LIVE FROM TOMORROW’S TRANSACTIONS: Learning from past mistakes, co-ordination and the innate conservatism of users regarding money all figured in the Mobile Paleofutures Expert Panel.

“Things that we learnt didn’t work, get shredded”, said Dave Birch (pictured), global ambassador for Consult Hyperion, the consultancy that organised the event, reflecting on the tendency to erase failure from the collective memory.

On the same point, Tony Moretta, formerly a director of the Weve m-commerce venture, described how an executive from a mobile operator showed off a co-branded physical credit card to him a few years ago. Moretta pulled out his own card from the same operator but launched 13 years earlier.

Comments from David Abbott, payments lead EMEA of financial technology vendor Fiserv, showed how unevenly technology develops, thanks to user reluctance to change. The vendor runs a successful business in using mobile devices to process physical cheques, he said. “Cheques will be sticking with us for a while longer yet,” he said.

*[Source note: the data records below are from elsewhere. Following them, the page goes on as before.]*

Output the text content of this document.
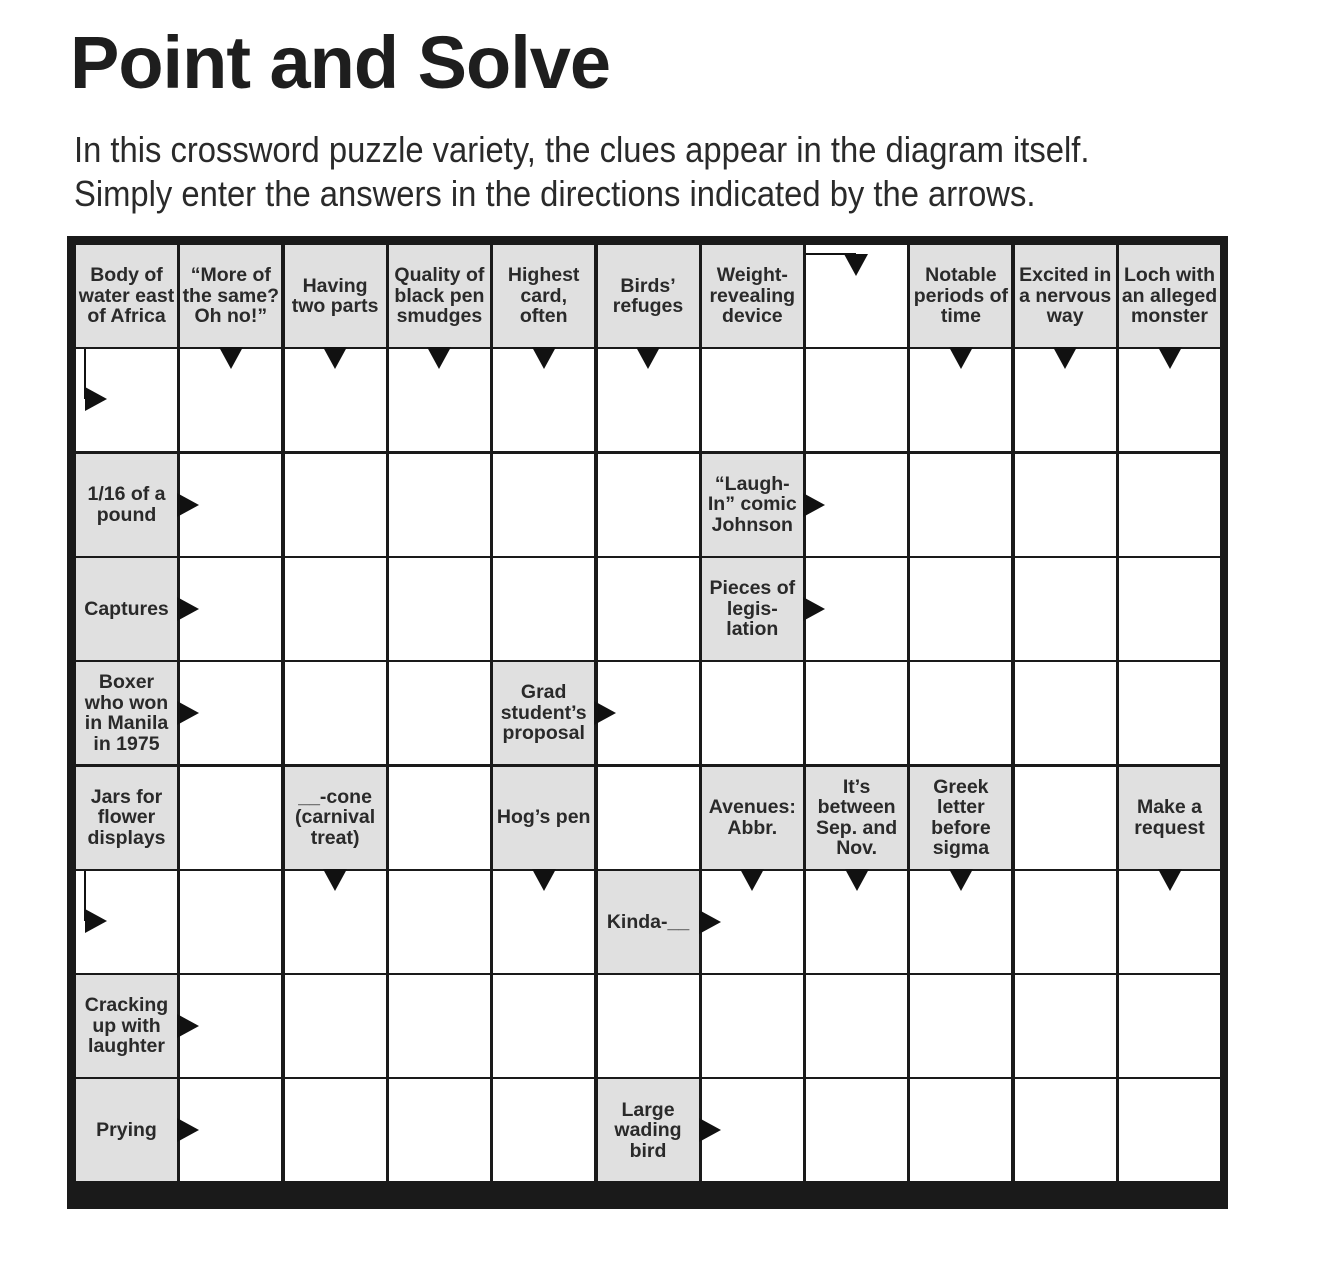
Point and Solve

In this crossword puzzle variety, the clues appear in the diagram itself.

Simply enter the answers in the directions indicated by the arrows.

Body of water east of Africa
“More of the same? Oh no!”
Having two parts
Quality of black pen smudges
Highest card, often
Birds’ refuges
Weight-revealing device
Notable periods of time
Excited in a nervous way
Loch with an alleged monster
1/16 of a pound
“Laugh-In” comic Johnson
Captures
Pieces of legis-lation
Boxer who won in Manila in 1975
Grad student’s proposal
Jars for flower displays
__-cone (carnival treat)
Hog’s pen	Avenues: Abbr.
It’s between Sep. and Nov.
Greek letter before sigma
Make a request
Kinda-__
Cracking up with laughter
Prying
Large wading bird
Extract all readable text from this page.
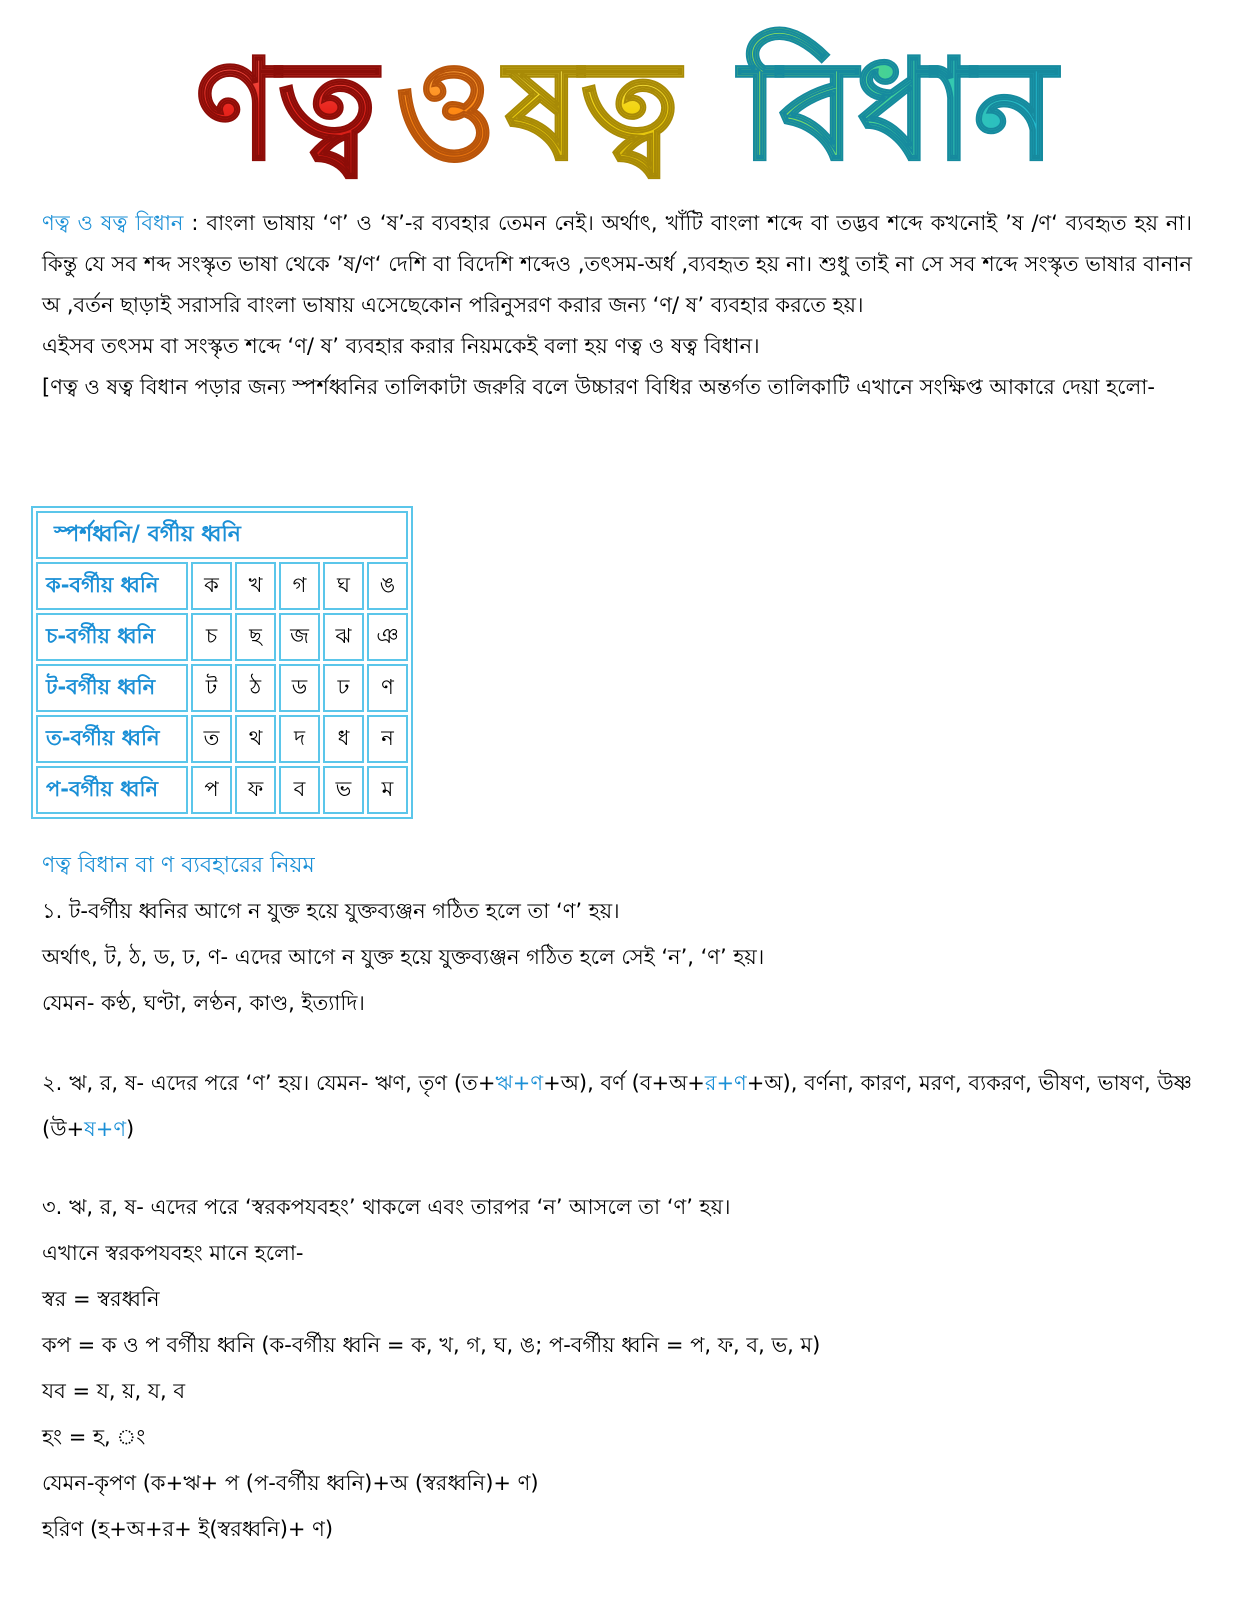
ণত্ব ও ষত্ব বিধান

ণত্ব ও ষত্ব বিধান : বাংলা ভাষায় ‘ণ’ ও ‘ষ’-র ব্যবহার তেমন নেই। অর্থাৎ, খাঁটি বাংলা শব্দে বা তদ্ভব শব্দে কখনোই ’ষ /ণ‘ ব্যবহৃত হয় না। কিন্তু যে সব শব্দ সংস্কৃত ভাষা থেকে ’ষ/ণ‘ দেশি বা বিদেশি শব্দেও ,তৎসম-অর্ধ ,ব্যবহৃত হয় না। শুধু তাই না সে সব শব্দে সংস্কৃত ভাষার বানান অ ,বর্তন ছাড়াই সরাসরি বাংলা ভাষায় এসেছেকোন পরিনুসরণ করার জন্য ‘ণ/ ষ’ ব্যবহার করতে হয়।

এইসব তৎসম বা সংস্কৃত শব্দে ‘ণ/ ষ’ ব্যবহার করার নিয়মকেই বলা হয় ণত্ব ও ষত্ব বিধান।

[ণত্ব ও ষত্ব বিধান পড়ার জন্য স্পর্শধ্বনির তালিকাটা জরুরি বলে উচ্চারণ বিধির অন্তর্গত তালিকাটি এখানে সংক্ষিপ্ত আকারে দেয়া হলো-

স্পর্শধ্বনি/ বর্গীয় ধ্বনি					
ক-বর্গীয় ধ্বনি	ক	খ	গ	ঘ	ঙ
চ-বর্গীয় ধ্বনি	চ	ছ	জ	ঝ	ঞ
ট-বর্গীয় ধ্বনি	ট	ঠ	ড	ঢ	ণ
ত-বর্গীয় ধ্বনি	ত	থ	দ	ধ	ন
প-বর্গীয় ধ্বনি	প	ফ	ব	ভ	ম
ণত্ব বিধান বা ণ ব্যবহারের নিয়ম

১. ট-বর্গীয় ধ্বনির আগে ন যুক্ত হয়ে যুক্তব্যঞ্জন গঠিত হলে তা ‘ণ’ হয়।

অর্থাৎ, ট, ঠ, ড, ঢ, ণ- এদের আগে ন যুক্ত হয়ে যুক্তব্যঞ্জন গঠিত হলে সেই ‘ন’, ‘ণ’ হয়।

যেমন- কণ্ঠ, ঘণ্টা, লণ্ঠন, কাণ্ড, ইত্যাদি।

২. ঋ, র, ষ- এদের পরে ‘ণ’ হয়। যেমন- ঋণ, তৃণ (ত+ঋ+ণ+অ), বর্ণ (ব+অ+র+ণ+অ), বর্ণনা, কারণ, মরণ, ব্যকরণ, ভীষণ, ভাষণ, উষ্ণ (উ+ষ+ণ)

৩. ঋ, র, ষ- এদের পরে ‘স্বরকপযবহং’ থাকলে এবং তারপর ‘ন’ আসলে তা ‘ণ’ হয়।

এখানে স্বরকপযবহং মানে হলো-

স্বর = স্বরধ্বনি

কপ = ক ও প বর্গীয় ধ্বনি (ক-বর্গীয় ধ্বনি = ক, খ, গ, ঘ, ঙ; প-বর্গীয় ধ্বনি = প, ফ, ব, ভ, ম)

যব = য, য়, য, ব

হং = হ, ং

যেমন-কৃপণ (ক+ঋ+ প (প-বর্গীয় ধ্বনি)+অ (স্বরধ্বনি)+ ণ)

হরিণ (হ+অ+র+ ই(স্বরধ্বনি)+ ণ)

Another example of the unforeseen way technology is taken up was given by Birch, who previewed a speaker for Thursday’s session from the South Yorkshire Credit Union. The speaker will pay tribute to O2 Wallet, which the UK operator closed in January. Yet the credit union will say the wallet was a popular means for distributing benefit payments to the unemployed.

Meanwhile Mike Short, vice president of Telefonica Europe, referenced SMS as a lesson from the past that the industry should learn, although he also noted: “Mobile money transfer we didn’t predict. Maybe if we had been more people-centred and not standard-centred we could have done more.”

However James Brocq, director of management consultancy Le Brocq Associates, pointed to this week’s news about how Google has dropped NFC-mobile payments from its wallet for older versions of Android.

He reflected on what it says about mobile operators and NFC as “another damning indictment that collaboration will not happen or it will be too late”.

His point was that collaboration – either within an industry or between mobile operators and banks – is a lesson that always needs to be relearnt.